Perhaps the biggest number, next to your budget, that should impact your decision in which camp fits your needs best is the goalie-to-coach ratio.
Most camps prominently display what number they expect to hold for each hour of camp.
Depending on what other on-ice training a camp has, goalies participating in a 4:1 goalie-to-coach ratio is respectable, with a 3:1 ratio being ideal for most ages and skill levels. If you are looking for exceptional attention and maximum shots in the net, then 2:1 is the way to go.
Ask for references
From time to time, parents find that the image on the brochure and the explanation of the coaching they’d receive didn’t match the experience they actually had. To avoid this type of unfortunate situation, do your homework by asking for references.

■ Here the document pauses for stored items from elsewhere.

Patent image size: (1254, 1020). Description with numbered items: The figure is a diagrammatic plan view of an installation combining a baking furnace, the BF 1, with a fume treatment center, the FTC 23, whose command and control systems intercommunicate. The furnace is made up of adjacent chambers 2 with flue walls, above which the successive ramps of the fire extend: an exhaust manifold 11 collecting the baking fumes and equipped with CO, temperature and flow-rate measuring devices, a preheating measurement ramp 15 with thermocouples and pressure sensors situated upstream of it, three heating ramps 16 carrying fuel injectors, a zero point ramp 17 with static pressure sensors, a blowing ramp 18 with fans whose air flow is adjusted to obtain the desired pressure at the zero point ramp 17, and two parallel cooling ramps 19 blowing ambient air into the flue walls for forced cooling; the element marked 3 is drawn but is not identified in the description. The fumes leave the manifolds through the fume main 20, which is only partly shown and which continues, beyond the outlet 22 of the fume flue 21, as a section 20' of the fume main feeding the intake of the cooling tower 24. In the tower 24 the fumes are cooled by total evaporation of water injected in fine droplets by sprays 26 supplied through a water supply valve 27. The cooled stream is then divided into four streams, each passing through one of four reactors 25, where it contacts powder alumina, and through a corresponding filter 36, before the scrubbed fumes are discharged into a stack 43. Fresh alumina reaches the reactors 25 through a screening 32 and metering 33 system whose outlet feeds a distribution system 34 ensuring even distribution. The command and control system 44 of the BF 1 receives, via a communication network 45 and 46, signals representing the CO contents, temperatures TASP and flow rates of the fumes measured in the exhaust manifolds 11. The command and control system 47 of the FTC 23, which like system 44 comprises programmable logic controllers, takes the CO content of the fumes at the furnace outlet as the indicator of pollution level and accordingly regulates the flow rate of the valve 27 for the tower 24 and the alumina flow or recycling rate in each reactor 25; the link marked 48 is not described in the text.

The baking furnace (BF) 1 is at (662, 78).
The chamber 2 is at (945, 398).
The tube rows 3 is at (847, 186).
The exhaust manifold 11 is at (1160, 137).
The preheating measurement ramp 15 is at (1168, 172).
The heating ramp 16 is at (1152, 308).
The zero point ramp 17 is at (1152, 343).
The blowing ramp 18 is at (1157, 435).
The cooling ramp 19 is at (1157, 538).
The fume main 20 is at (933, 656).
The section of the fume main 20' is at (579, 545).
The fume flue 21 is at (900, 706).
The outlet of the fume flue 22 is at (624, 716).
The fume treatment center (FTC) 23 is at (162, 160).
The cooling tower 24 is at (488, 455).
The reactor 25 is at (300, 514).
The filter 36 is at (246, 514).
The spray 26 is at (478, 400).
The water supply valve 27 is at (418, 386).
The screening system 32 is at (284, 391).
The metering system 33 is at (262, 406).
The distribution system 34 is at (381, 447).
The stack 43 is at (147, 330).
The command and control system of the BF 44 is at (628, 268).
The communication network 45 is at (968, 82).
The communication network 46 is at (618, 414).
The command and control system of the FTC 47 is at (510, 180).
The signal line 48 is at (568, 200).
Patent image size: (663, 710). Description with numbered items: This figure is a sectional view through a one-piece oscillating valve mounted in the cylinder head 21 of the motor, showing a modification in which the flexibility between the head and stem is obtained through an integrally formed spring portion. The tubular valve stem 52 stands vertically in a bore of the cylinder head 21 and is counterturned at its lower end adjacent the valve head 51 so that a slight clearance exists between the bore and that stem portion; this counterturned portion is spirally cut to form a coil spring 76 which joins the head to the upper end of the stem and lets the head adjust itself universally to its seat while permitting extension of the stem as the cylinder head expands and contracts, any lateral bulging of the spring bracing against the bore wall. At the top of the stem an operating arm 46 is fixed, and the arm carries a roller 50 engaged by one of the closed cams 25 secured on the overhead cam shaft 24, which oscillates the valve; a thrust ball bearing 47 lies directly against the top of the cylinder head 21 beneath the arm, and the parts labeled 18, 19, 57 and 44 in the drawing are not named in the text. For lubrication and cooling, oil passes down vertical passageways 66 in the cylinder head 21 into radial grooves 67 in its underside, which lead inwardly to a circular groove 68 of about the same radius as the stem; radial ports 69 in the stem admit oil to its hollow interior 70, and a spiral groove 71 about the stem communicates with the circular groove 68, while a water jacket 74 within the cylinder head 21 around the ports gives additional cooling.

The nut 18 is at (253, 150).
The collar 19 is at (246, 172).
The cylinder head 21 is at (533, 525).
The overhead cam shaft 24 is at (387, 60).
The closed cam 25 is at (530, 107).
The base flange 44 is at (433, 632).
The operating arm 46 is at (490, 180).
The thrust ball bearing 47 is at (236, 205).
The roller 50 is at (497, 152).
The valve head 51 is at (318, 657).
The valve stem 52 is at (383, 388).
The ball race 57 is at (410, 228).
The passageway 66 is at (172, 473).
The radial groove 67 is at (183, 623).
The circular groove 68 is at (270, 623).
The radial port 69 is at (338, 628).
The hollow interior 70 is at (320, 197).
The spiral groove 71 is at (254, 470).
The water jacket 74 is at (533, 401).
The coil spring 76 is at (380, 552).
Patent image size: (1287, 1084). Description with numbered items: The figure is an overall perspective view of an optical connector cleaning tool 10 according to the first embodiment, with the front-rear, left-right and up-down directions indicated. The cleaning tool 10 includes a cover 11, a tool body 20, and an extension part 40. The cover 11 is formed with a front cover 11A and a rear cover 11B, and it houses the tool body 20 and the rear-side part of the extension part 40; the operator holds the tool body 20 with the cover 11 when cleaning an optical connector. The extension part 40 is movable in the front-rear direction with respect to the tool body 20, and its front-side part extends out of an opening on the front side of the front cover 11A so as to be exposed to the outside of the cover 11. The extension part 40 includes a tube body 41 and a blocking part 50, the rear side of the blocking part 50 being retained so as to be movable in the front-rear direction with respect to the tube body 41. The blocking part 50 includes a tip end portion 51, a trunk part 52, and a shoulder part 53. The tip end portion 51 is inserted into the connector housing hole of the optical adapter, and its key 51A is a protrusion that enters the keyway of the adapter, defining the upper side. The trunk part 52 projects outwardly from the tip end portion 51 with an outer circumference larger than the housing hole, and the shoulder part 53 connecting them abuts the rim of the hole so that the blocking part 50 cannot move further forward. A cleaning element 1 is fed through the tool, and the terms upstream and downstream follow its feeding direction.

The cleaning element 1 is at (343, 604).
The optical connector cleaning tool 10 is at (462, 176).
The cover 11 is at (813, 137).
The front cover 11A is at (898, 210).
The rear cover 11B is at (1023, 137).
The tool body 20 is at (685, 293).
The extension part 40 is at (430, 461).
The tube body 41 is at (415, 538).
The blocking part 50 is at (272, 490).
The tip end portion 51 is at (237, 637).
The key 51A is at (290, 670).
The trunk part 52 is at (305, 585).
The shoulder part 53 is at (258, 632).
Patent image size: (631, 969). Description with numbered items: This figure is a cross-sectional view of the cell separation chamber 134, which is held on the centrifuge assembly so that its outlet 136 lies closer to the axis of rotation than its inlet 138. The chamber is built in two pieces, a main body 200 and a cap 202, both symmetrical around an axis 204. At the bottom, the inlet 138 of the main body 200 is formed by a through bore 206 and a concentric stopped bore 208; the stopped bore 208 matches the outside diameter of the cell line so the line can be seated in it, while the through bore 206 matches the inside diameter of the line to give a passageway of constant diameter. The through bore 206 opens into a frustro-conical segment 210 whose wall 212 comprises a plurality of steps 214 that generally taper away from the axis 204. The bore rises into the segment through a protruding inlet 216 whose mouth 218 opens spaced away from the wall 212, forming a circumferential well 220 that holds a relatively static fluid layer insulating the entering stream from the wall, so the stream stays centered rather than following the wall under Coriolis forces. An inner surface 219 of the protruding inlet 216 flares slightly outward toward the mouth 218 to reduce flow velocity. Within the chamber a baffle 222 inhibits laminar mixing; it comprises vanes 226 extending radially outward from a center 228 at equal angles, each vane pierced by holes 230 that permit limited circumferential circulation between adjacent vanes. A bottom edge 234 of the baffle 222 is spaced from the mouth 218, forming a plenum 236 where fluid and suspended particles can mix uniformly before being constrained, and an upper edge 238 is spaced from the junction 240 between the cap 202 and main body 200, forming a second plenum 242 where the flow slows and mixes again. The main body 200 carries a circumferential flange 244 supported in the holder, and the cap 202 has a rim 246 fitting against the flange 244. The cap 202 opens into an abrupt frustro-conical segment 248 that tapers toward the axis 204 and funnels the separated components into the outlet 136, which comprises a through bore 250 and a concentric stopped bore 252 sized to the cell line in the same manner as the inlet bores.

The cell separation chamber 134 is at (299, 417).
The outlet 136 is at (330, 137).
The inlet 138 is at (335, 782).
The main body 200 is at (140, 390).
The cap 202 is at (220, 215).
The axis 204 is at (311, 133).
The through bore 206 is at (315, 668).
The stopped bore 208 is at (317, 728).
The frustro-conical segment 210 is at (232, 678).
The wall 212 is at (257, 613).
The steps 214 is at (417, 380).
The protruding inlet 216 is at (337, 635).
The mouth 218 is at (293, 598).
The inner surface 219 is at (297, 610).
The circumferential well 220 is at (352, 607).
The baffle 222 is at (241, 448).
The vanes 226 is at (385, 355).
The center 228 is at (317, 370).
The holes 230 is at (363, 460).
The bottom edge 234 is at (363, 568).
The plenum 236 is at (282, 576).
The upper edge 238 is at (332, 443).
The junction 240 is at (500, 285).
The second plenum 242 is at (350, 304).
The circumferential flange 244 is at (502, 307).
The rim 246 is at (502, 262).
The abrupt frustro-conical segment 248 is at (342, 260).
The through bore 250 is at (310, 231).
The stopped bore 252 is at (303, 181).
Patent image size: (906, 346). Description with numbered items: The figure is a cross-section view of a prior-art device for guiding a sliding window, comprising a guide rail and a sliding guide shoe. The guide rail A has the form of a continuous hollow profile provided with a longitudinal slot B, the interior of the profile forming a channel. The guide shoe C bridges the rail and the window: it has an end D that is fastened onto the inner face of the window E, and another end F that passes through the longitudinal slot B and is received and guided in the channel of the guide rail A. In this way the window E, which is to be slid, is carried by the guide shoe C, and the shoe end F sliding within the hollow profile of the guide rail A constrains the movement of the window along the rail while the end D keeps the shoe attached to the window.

Most camps will be happy to supply contacts that will give you insight into the camp from a parent perspective. Ask questions about who was on the ice with the kids. Did they stay true to their goalie to - coach ratio? Did they have quality supervision off the ice? This feedback can be very helpful once you have narrowed your choices down to a couple of camps.
Hours of ice/training
Like the other factors to consider above, this is really going to depend on your expectations going into the camp. Since summer camps can vary in duration from weekends to weeks, the number you want to look at is the amount of hours on-ice per day.
For most kids, four hours is the maximum they can handle and still actually gain something from the instruction. That number decreases as the intensity of the camp increases. In other words, if the day also includes dry-land workouts, plyometrics and outdoor activities, then you may be wasting your time and money on that fourth hour of ice that day.
Finally, understanding the appropriate level that will challenge and allow your child to experience success is another important factor to consider.
Elite, Advanced, Pro and other terms like this mean many different things to many people. Seek out exactly what the camp is looking for when they say Elite PeeWee Camp and if it matches your son or daughter’s skill level.
In addition, some camps or professional training companies have an internal progression where certain camps or levels are a prerequisite for another level. Take the initiative to call ahead or email and find out if your child matches well with the skill level the camp instructors are looking for.
In the end, if you take the time to do a little homework prior to making your decision, then you will likely find a camp that will be a wise investment of your resources and provide a great experience for your child.